Когда это случается, все участники ситуации как-то резко теряют достоинство; грубая сила полицейских кажется абсурдной, прикладываемые усилия выставляют их жалкими, а Акила, испуганная, изумленная, неуклюжая, кажется таким ребенком, что я, не задумываясь, бросаюсь к ней и пытаюсь стряхнуть с нее полицейских. Ее глаза блестят при свете фонаря, а один из стражей правопорядка прижимает меня к траве и приказывает: «Прекратить сопротивление», что для моих ушей звучит как фраза на греческом, но одновременно рождает и дежа-вю, потому что даже в последний миг своей жизни я не могу не вспомнить все те видео в интернете, в которых подобные приказы на полном серьезе отдавались умирающим афроамериканцам. Сопротивляться я перестаю только тогда, когда больше не различаю голос Акилы. На мгновение я слышу только гогот гусей на улице и где-то вдалеке мелодию приближающегося фургончика с мороженым. Но тут раздается крик Ребекки, которая подъезжает к дому, и когда я поворачиваю голову, ее машина дымится, брошенная посреди улицы, а сама она бежит в своей медицинской униформе, размахивая руками и произнося слова, которые я не могу разобрать. Полицейские отступают почти синхронно. Ребекка спешит к Акиле, и когда она поднимается с земли, двое офицеров поправляют рубашки.

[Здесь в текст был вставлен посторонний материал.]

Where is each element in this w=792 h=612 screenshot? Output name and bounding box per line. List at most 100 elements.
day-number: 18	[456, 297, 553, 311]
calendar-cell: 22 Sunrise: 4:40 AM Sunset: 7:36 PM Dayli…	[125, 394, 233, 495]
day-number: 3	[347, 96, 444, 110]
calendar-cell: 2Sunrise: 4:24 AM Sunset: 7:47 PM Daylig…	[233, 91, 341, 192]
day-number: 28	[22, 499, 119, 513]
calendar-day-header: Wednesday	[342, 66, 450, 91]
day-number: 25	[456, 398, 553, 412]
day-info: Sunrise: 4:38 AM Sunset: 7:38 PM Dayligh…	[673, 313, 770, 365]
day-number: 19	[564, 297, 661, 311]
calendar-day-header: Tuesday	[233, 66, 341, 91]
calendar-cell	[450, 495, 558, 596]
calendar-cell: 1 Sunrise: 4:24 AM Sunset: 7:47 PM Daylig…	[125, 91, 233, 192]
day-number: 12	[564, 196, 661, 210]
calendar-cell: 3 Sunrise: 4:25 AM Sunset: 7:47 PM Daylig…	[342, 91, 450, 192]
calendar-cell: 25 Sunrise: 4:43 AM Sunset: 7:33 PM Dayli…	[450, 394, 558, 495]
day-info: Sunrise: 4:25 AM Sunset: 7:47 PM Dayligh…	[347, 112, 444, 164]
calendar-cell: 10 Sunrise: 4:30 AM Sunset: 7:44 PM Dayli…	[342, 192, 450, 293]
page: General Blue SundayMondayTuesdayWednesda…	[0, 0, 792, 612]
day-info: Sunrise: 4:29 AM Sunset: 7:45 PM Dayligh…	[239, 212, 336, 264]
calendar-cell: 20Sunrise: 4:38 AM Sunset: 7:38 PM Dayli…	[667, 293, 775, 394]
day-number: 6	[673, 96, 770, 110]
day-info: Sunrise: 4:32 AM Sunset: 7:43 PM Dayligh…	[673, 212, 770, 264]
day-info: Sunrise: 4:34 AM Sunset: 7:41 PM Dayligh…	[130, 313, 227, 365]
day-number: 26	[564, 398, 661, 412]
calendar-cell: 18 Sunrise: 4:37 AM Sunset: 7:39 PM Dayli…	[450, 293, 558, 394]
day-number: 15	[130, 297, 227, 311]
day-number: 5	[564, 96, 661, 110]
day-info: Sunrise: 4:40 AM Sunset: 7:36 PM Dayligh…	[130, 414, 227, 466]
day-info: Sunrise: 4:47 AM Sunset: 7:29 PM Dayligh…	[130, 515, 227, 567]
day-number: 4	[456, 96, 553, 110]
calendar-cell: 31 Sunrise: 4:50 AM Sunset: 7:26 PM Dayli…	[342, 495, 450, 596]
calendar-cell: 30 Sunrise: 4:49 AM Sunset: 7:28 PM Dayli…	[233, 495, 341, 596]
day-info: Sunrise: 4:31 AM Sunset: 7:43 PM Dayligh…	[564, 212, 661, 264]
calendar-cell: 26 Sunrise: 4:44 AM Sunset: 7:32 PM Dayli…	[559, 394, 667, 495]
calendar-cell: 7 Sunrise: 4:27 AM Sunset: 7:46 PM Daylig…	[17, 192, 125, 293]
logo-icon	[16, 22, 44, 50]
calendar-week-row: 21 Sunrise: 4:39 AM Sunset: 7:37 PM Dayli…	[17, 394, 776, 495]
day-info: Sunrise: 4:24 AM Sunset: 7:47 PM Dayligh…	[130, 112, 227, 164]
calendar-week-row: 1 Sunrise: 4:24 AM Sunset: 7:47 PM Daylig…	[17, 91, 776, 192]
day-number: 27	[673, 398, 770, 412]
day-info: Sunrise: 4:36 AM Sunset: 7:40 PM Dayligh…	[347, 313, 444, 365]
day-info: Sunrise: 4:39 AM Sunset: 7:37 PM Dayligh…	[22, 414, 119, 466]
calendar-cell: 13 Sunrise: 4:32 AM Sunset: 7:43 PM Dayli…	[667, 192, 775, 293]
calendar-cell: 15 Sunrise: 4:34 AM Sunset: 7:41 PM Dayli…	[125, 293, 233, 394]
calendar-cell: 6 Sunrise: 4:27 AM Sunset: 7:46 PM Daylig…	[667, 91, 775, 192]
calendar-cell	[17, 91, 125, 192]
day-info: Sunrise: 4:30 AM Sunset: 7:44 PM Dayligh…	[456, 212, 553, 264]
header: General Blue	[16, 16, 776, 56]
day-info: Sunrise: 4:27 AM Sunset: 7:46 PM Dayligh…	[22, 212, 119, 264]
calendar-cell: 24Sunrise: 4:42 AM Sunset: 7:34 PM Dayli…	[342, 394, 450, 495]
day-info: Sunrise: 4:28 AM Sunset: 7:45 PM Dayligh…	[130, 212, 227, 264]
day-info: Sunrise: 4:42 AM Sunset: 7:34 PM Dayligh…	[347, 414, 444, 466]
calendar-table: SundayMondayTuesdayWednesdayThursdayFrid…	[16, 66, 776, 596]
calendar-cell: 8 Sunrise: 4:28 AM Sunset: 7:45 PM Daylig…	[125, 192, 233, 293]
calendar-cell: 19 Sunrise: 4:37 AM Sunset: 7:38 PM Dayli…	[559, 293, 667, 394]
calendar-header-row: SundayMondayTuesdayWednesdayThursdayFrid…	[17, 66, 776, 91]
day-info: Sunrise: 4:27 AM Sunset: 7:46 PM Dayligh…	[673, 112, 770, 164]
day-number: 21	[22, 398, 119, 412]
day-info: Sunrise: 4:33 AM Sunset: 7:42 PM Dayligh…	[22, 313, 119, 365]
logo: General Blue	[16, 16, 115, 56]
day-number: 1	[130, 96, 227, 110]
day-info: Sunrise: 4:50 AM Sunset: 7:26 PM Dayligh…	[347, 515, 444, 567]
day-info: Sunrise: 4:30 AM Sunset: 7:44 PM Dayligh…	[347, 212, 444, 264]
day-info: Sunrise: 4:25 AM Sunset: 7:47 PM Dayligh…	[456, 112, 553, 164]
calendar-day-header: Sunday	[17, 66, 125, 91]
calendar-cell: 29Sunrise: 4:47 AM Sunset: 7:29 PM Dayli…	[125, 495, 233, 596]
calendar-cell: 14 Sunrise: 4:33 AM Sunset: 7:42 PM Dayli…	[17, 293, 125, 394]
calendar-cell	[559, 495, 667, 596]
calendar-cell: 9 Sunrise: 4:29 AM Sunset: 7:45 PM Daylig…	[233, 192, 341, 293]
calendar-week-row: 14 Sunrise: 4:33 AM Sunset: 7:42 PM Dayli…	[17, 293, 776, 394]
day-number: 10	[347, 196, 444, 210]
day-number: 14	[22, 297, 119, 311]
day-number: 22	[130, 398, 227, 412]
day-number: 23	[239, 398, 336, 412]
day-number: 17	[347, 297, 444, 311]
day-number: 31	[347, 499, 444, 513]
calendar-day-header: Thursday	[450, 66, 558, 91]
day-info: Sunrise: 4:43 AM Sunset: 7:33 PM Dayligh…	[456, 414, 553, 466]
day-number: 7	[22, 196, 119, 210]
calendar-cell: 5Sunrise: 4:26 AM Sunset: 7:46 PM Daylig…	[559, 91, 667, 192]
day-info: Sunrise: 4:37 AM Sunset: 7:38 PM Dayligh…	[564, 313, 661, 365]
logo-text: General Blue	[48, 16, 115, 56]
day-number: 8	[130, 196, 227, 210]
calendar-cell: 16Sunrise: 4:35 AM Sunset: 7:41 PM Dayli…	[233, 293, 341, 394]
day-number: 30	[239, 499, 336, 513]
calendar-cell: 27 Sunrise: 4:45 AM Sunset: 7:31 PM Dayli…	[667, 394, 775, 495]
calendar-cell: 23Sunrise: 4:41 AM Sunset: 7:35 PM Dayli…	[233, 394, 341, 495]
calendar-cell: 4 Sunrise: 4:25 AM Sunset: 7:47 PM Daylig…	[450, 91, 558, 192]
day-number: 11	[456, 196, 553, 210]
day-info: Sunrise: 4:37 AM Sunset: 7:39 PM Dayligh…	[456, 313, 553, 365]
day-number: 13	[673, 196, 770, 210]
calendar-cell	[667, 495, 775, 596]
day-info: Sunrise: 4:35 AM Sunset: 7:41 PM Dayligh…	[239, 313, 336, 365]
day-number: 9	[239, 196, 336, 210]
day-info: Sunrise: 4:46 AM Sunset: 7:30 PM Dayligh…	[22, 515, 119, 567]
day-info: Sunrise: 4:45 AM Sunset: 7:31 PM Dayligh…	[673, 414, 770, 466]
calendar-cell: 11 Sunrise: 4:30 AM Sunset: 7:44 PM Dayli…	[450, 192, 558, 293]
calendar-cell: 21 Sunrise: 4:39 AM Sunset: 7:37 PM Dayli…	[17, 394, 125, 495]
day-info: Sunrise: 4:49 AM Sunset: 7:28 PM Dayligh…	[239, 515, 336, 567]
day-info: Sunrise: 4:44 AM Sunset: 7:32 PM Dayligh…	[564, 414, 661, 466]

– Мы хотели побеседовать с владельцем дома. По поводу инцидента, который произошел в начале недели.
– Собака.
– Да, мэм. – Акила встает и идет к заднему входу в дом, и когда я пытаюсь пойти с ней, она отталкивает меня. – Вы знакомы с мисс Мойнихан?
– Не близко, нет.
– У вас хранится в доме огнестрельное оружие?
– Конечно, нет, – говорит Ребекка, наши взгляды ненадолго встречаются, прежде чем я ухожу в дом.
Акила заперлась в своей комнате. Я стучу в дверь, и когда она открывает, я вижу, что у нее разбита губа. Когда я обращаю ее внимание на кровь, она удивляется. «Я ничего не чувствую», – говорит она, прикрывая губу рукой, и когда я беру аптечку и занимаюсь раной, она повторяет это вновь, тихим, бесцветным голосом.
– Я не должна была ничего говорить в ответ, – наконец произносит она. – Я чувствую… – она мгновение медлит, собираясь с силами, – чувствую себя очень глупо.
– Нет, мы ничего не смогли бы сделать. Так всегда.
– Это что, должно меня как-то утешить? – спрашивает она низким, напряженным голосом.